I should clarify a little. Sex is great. We are comfortable...

There is hope!
 
Once a month is not enough. You need to get him going a few times a week at your ages. Be more proactive by dressing provocatively.
 
Some times a man does need to pop quick. If he bounces back well use a cock ring to help him stay hard on that second go.
 
Barring any medical conditions, your sexual experience is only what you make of it. Duration is a learned thing, sounds like hubby hasn't made it a priority, he just shrugs his shoulders and accepts it. As long as either of you accept P.E., it will continue to be an issue. When you take it as a challenge to improve his duration, then longer interludes will be the new norm and P.E. will be a thing of the past.

The advice given so far to improve his duration is excellent. Your results will be directly correlated to the amount of effort that you and your partner put into it. It does sound like his biggest problem is over sensitivity. You need to play with his cock more before intercourse, there are all kinds of things you can do and use to stimulate him. This is also where edging comes into play, you want to get him just barely to the "edge" of that point of no return, the key here is that he MUST stay in control, so you need to work together. The more familiar he is with the sensations of the build up, the more he can ultimately control them. Just before he gets pushed too far, you need to stop until he regains full control, then you can continue or find a new activity to play with.

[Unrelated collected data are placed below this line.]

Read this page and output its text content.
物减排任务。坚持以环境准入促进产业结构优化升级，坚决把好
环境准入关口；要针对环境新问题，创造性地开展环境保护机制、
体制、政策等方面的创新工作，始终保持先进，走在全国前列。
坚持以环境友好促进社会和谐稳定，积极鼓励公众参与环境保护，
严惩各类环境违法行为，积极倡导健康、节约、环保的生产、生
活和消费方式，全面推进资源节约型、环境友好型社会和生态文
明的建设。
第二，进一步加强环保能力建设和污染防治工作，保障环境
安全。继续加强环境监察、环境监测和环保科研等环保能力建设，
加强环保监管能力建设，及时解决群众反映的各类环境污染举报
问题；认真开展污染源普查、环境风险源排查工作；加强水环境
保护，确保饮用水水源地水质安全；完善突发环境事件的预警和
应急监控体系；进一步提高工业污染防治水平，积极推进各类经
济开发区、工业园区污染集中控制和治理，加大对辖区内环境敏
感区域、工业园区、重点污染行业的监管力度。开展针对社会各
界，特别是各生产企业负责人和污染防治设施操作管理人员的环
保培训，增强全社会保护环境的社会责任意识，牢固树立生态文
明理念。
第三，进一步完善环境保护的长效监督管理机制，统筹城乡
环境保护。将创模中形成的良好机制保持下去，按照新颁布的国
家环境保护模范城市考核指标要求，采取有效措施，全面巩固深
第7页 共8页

The more you edge him in one session, the longer he will ultimately last, and the real pay-off here will be that when you finally let him cum, he is going to cum very hard and be totally physically drained afterward. It will be the best thing he's ever experienced!

Then, if he wants some REAL fun, he can work on the duration of the ejaculation from just a few seconds to over a minute or more. Now, he's not actually going to produce cum that long, but his body will stay in the orgasmic state longer, which adds another level of pleasure for both of you to experience.
 
exercise the pc muscle... both of you. Breathing exercises for concentration and if you eat differently it will help. Try "The Alchemy of Ecstasy" book
 
Change things up. Get him to come half an hour or so before you want to move to actual sex, so that he has time to recover but is still a little depleted. Or, best of all, have him tell you when he's approaching the brink and then back off, do something different that doesn't stimulate him at all (but that is good for you) to give him a bit of break before returning to what you were doing.
 
Not to get too technical but once a month isn't often enough for him to keep in practice. How many times a week does he masturbate to orgasm?

The more you do things the better you get. Ideally I would say you need to instigate a regime of daily sex.

As someone else said morning sex tends to last longer, for me that means TOO long, as I take forever, the OP might think that is perfect but it has its downside.